Tolstoï laissa échapper un blasphème et se prit à parcourir le salon à grands pas, en murmurant de sourdes imprécations. Rio-Santo ne semblait point prendre souci de cette furibonde promenade, durant laquelle le prince se donna le plaisir de briser, contre le bronze doré du foyer, une Taglioni de marbre qu’il avait achetée la veille une centaine de livres.

Cette exécution lui apporta un sensible soulagement.

— Ma foi, monsieur le marquis, dit-il au bout de quelques secondes, d’un ton qui voulait être très dégagé, — je ne sais à quel jeu nous jouons ce soir ; mais, au demeurant, que m’importe tout cela ?… Vous ne pensez pas, je suppose, que je sois jaloux encore de la signora Palianti, et, quant à ma lettre, elle vous donne le droit de me regarder comme coupable, voilà tout.

— Permettez, milord, répartit Rio-Santo, dont la voix devint grave ; — Votre Grâce fait erreur : ce n’est pas tout… Si c’était tout, mon anecdote serait dépourvue de sel et je me verrais forcé de la terminer par quelque banale maxime, comme celle-ci, par exemple : « bien fou qui met son secret entre les mains d’une femme… » J’ai mieux que cela, milord.

— Qu’y a-t-il encore ? murmura le prince.

— Il y a que je suis venu visiter Votre Grâce dans un but ; — que ma requête a été une fois déjà repoussée, et que je reviens à la charge.

— C’est inutile, monsieur ! dit Tolstoï avec impatience.

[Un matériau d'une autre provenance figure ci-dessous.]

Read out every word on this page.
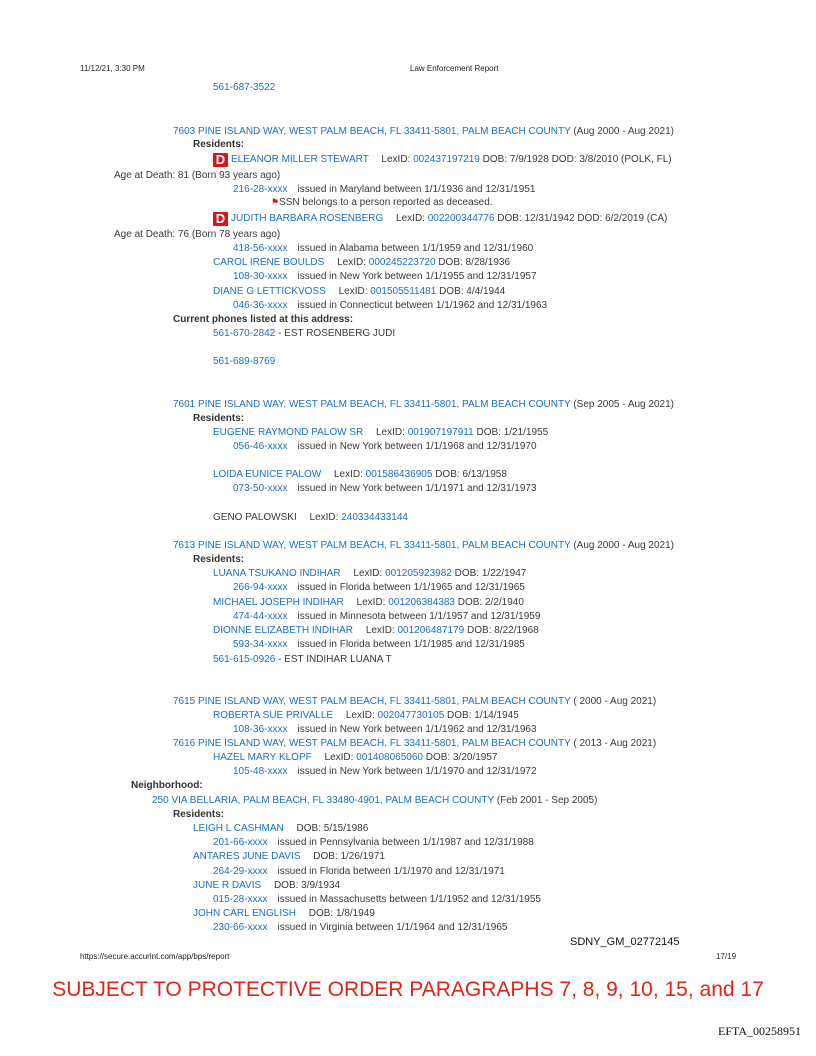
11/12/21, 3:30 PM	Law Enforcement Report
561-687-3522
7603 PINE ISLAND WAY, WEST PALM BEACH, FL 33411-5801, PALM BEACH COUNTY (Aug 2000 - Aug 2021)
Residents:
D ELEANOR MILLER STEWART LexID: 002437197219 DOB: 7/9/1928 DOD: 3/8/2010 (POLK, FL)
Age at Death: 81 (Born 93 years ago)
216-28-xxxx issued in Maryland between 1/1/1936 and 12/31/1951
⚑SSN belongs to a person reported as deceased.
D JUDITH BARBARA ROSENBERG LexID: 002200344776 DOB: 12/31/1942 DOD: 6/2/2019 (CA)
Age at Death: 76 (Born 78 years ago)
418-56-xxxx issued in Alabama between 1/1/1959 and 12/31/1960
CAROL IRENE BOULDS LexID: 000245223720 DOB: 8/28/1936
108-30-xxxx issued in New York between 1/1/1955 and 12/31/1957
DIANE G LETTICKVOSS LexID: 001505511481 DOB: 4/4/1944
046-36-xxxx issued in Connecticut between 1/1/1962 and 12/31/1963
Current phones listed at this address:
561-670-2842 - EST ROSENBERG JUDI
561-689-8769
7601 PINE ISLAND WAY, WEST PALM BEACH, FL 33411-5801, PALM BEACH COUNTY (Sep 2005 - Aug 2021)
Residents:
EUGENE RAYMOND PALOW SR LexID: 001907197911 DOB: 1/21/1955
056-46-xxxx issued in New York between 1/1/1968 and 12/31/1970
LOIDA EUNICE PALOW LexID: 001586436905 DOB: 6/13/1958
073-50-xxxx issued in New York between 1/1/1971 and 12/31/1973
GENO PALOWSKI LexID: 240334433144
7613 PINE ISLAND WAY, WEST PALM BEACH, FL 33411-5801, PALM BEACH COUNTY (Aug 2000 - Aug 2021)
Residents:
LUANA TSUKANO INDIHAR LexID: 001205923982 DOB: 1/22/1947
266-94-xxxx issued in Florida between 1/1/1965 and 12/31/1965
MICHAEL JOSEPH INDIHAR LexID: 001206384383 DOB: 2/2/1940
474-44-xxxx issued in Minnesota between 1/1/1957 and 12/31/1959
DIONNE ELIZABETH INDIHAR LexID: 001206487179 DOB: 8/22/1968
593-34-xxxx issued in Florida between 1/1/1985 and 12/31/1985
561-615-0926 - EST INDIHAR LUANA T
7615 PINE ISLAND WAY, WEST PALM BEACH, FL 33411-5801, PALM BEACH COUNTY ( 2000 - Aug 2021)
ROBERTA SUE PRIVALLE LexID: 002047730105 DOB: 1/14/1945
108-36-xxxx issued in New York between 1/1/1962 and 12/31/1963
7616 PINE ISLAND WAY, WEST PALM BEACH, FL 33411-5801, PALM BEACH COUNTY ( 2013 - Aug 2021)
HAZEL MARY KLOPF LexID: 001408065060 DOB: 3/20/1957
105-48-xxxx issued in New York between 1/1/1970 and 12/31/1972
Neighborhood:
250 VIA BELLARIA, PALM BEACH, FL 33480-4901, PALM BEACH COUNTY (Feb 2001 - Sep 2005)
Residents:
LEIGH L CASHMAN DOB: 5/15/1986
201-66-xxxx issued in Pennsylvania between 1/1/1987 and 12/31/1988
ANTARES JUNE DAVIS DOB: 1/26/1971
264-29-xxxx issued in Florida between 1/1/1970 and 12/31/1971
JUNE R DAVIS DOB: 3/9/1934
015-28-xxxx issued in Massachusetts between 1/1/1952 and 12/31/1955
JOHN CARL ENGLISH DOB: 1/8/1949
230-66-xxxx issued in Virginia between 1/1/1964 and 12/31/1965
SDNY_GM_02772145
https://secure.accurint.com/app/bps/report	17/19
SUBJECT TO PROTECTIVE ORDER PARAGRAPHS 7, 8, 9, 10, 15, and 17
EFTA_00258951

— Pardonnez-moi, milord, c’est non seulement fort utile, mais absolument indispensable… Il faut vous dire que, du plus loin que je me souvienne, j’ai toujours été possédé d’une étrange manie… Je vous la recommande, du reste, milord, car je m’en suis constamment bien trouvé. Cette manie consiste à saisir toute occasion de pénétrer au fond d’un secret, sans savoir à quoi pourra servir cette connaissance acquise… Voyez-vous, milord, j’appelle cela ensemencer le hasard… et je ne connais point de champ aussi fertile que le hasard. La récolte s’y fait parfois attendre, — mais la semence oubliée germe un beau jour tout-à-coup, et la moisson dépasse les plus folles espérances.

Tolstoï avait le cœur serré par une vague inquiétude. Il sentait que Rio-Santo avait découvert en lui un point vulnérable, et ne savait où se porter à la parade. Il se tenait debout et les bras croisés devant le marquis, toujours nonchalamment assis dans sa causeuse. Son anxiété croissante se peignait sur son rude visage avec une énergie naïve, terrible et plaisante à la fois.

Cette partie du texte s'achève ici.